Nitrogen (N) is the key factor limiting photosynthetic processes and crop yield. Little is known about the response of leaf gas exchange of spring triticale (Triticosecale Wittm.) to N supply. The effect of N fertilizers on different gas exchange variables, i.e., photosynthetic rate (A), transpiration rate (E), stomatal conductance (g _s), instantaneous water use efficiency (WUE) and maximum quantum yield of photosystem II (PSII) (F _v/F _m), chlorophyll index (SPAD, soil–plant analysis development), and the relationship of these variables with yield were studied in spring triticale grown under field conditions. Six treatments of N—0, 90, 180, 90 + 30, 90 + 30 + 30 kg ha^?1 (applied as ammonium nitrate, AN) and one treatment of N 90 + 30 + 30 kg ha^?1 (applied as urea ammonium nitrate solution, UAN) were compared. The analysis of variance showed that throughout the triticale growing season, N fertilization had significant effects on A, WUE, g _s and SPAD. On average, N fertilizer application increased A values by 14–70%. E and F _v/F _m values were not influenced by N fertilization levels.

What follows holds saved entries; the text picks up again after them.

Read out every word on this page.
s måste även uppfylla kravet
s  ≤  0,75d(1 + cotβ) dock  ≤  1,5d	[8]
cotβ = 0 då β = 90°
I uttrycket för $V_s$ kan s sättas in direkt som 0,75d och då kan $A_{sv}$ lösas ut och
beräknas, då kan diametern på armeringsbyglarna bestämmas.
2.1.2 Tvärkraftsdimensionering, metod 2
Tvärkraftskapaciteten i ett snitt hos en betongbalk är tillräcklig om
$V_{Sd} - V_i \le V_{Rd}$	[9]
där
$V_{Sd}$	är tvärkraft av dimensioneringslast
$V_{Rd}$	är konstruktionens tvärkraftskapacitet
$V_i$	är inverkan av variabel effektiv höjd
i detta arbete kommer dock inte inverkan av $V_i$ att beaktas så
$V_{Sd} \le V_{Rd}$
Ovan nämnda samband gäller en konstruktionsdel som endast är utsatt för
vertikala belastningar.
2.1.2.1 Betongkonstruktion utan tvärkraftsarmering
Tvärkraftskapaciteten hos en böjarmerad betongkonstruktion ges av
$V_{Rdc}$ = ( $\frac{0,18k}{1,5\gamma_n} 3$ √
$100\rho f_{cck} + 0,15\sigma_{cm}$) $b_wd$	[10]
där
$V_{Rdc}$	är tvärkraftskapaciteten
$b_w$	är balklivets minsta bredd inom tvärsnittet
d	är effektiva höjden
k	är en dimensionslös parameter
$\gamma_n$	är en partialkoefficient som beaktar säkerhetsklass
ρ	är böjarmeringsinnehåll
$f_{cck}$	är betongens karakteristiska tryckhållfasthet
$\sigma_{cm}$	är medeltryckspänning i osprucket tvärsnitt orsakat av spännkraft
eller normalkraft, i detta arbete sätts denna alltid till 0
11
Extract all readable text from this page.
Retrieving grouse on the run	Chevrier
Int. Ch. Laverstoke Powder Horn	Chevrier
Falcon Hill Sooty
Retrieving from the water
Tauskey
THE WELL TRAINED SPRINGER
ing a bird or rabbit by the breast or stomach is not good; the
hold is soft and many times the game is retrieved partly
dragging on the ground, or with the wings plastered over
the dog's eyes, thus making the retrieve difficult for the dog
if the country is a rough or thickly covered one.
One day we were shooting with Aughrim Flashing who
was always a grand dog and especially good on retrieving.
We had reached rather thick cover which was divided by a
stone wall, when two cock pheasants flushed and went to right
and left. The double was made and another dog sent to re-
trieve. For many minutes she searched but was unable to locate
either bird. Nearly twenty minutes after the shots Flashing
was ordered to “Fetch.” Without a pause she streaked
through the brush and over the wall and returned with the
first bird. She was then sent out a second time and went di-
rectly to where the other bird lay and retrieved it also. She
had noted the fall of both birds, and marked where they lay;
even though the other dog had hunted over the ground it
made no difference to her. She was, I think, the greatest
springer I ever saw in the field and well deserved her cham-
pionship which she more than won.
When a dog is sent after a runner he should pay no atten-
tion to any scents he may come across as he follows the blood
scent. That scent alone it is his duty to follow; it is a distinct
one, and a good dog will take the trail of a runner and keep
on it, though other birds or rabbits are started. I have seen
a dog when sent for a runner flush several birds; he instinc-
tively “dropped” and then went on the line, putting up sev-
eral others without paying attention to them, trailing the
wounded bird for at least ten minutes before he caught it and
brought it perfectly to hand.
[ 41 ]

The effect of growth stage and year on gas exchange variables and F _v/F _m and SPAD was found to be significant. At different growth stages, A values varied and maximum ones were reached at BBCH 31–33 (decimal code system of growth stages) and BBCH 59. With aging, values of A decreased independently of N fertilization level. The gas exchange variables were equally affected by both fertilizer forms. The interplay among grain yield, leaf gas exchange variables, F _v/F _m and SPAD of spring triticale was estimated. The statistical analysis showed that grain yield positively and significantly correlated with A and SPAD values throughout the growing season.